L’école comme premier rempart

« Prévenir » pour que les plus jeunes n’empruntent pas le chemin du trafic de drogue. C’est un des rôles que doivent endosser les enseignants de cette école classée au réseau d’éducation prioritaire renforcé. Ils sont le premier rempart contre la délinquance. Pourtant, Pierre-Jean Marrocq est aussi convaincu qu’il faut préserver les enfants de ce monde extérieur : “Les faire parler, les écouter, les comprendre, c’est indispensable. Mais d’un autre côté, on essaie aussi de maintenir cette petite bulle protectrice qu’est l’école. On essaie de leur montrer qu’il y a d’autres choses à découvrir”

Avant les vacances de Noël, le jeune chef d’établissement avait requis au maire de quartier la présence d’un agent de sécurité pour faire traverser les élèves le matin et le soir. Il ne sera resté que trois jours. Depuis, silence radio. Car si le dialogue entre enseignants et écoliers est solide, celui avec les élus est inexistant. Assis derrière son bureau, les bras croisés sur le torse, Pierre-Jean Marrocq s’en désole : “L’Etat a quitté le quartier. Alors sûrement est-ce un peu le cas partout, mais ici, il aurait été important de ne pas le faire… Il y a un réel besoin humain. Bien-sûr la répression est parfois nécessaire, mais les gens de la mairie et de la police municipale doivent venir régulièrement au contact des jeunes et de leurs parents”.

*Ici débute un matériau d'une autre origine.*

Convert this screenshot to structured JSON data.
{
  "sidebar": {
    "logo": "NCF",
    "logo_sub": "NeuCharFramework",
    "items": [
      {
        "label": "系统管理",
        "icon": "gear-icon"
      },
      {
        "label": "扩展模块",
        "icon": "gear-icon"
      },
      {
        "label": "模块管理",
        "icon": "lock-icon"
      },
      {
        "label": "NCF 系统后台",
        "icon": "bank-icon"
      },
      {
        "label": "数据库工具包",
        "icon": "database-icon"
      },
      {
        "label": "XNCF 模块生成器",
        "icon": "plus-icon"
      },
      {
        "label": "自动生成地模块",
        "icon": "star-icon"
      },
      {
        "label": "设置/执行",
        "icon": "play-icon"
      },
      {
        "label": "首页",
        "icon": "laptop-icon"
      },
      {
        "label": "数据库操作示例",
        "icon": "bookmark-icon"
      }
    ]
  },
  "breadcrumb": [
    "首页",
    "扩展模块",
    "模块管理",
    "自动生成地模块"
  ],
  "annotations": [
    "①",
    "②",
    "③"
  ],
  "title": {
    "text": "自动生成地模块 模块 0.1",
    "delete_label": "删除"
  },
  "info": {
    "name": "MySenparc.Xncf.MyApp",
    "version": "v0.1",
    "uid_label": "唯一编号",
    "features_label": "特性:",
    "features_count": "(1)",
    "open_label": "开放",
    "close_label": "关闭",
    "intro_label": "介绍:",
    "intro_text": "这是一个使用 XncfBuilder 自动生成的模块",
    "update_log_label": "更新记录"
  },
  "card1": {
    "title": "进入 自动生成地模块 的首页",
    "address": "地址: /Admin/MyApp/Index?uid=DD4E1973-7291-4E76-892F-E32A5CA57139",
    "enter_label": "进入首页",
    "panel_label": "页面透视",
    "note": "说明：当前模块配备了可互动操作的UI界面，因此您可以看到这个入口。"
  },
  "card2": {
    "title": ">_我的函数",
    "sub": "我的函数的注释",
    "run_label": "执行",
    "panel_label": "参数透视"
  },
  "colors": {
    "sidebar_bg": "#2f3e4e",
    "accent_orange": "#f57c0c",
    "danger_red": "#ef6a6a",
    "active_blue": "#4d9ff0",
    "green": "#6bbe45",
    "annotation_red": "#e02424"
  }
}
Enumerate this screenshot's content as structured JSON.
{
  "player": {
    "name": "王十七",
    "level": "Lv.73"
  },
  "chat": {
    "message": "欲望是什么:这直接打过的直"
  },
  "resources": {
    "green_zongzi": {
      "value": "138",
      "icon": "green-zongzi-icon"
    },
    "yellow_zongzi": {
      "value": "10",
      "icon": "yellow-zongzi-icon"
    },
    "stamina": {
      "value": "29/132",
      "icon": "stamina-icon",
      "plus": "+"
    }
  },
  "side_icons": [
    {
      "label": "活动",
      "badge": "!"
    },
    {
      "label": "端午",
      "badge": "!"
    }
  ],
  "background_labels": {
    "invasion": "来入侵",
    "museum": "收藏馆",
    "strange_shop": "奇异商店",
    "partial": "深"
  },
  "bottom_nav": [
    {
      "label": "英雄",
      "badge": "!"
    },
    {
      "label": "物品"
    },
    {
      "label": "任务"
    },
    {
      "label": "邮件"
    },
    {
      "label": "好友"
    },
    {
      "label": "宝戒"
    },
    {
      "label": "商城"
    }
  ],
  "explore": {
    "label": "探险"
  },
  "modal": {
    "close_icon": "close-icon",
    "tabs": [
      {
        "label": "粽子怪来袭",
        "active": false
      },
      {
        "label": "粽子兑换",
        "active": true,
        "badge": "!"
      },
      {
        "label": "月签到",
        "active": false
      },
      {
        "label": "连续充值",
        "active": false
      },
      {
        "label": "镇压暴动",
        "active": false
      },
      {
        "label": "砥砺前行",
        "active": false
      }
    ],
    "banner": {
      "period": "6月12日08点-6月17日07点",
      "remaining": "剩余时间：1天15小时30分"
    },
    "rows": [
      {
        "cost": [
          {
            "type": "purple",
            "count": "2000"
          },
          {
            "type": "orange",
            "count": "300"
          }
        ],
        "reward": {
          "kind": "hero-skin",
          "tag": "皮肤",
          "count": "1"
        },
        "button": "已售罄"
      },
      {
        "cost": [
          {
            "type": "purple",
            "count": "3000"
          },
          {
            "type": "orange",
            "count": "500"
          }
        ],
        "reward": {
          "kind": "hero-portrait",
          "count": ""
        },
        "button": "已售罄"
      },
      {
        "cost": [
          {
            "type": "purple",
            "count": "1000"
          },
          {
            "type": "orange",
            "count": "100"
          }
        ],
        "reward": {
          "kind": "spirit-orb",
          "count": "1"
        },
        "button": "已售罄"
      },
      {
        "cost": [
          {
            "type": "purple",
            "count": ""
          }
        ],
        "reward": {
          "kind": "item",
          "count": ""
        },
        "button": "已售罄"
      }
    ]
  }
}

La sonnerie retentit. C’est l’heure de la récréation. Avant de franchir la porte donnant accès à la cour, Pierre-Jean Marrocq s’abandonne à une dernière confession : “Quand je vois certains de mes élèves tourner à vélo jusqu’à 19 heures sans surveillance, je sais très bien que quand ils nous quitteront après la CM2, ils risquent de finir « chouf » (guetteur, ndlr) comme leur grand frère. Finalement, qu’est-ce qu’on peut faire si ce n’est leur offrir le meilleur enseignement possible…”.

Des éducateurs au service des dealers

Une BMW aux vitres teintées fait rugir son moteur. Le quartier s’anime peu à peu. Soudain, une voiture de la Police Nationale surgit et freine brusquement devant un scooter, lui empêchant toute manœuvre. “Pourquoi vous m’arrêtez ? », grogne aussitôt le jeune homme casqué. “On vous interpelle parce qu’on vous soupçonne de faire partie d’une équipe”, rétorque la policière. “Bah mauvaise pioche, je suis Uber, Madame”. Les esprits s’échauffent sous la multiplication des blagues provocatrices du motard. Il repartira un quart d’heure plus tard avec, en guise de souvenir, une amende de 11 euros pour non présentation du permis de conduire.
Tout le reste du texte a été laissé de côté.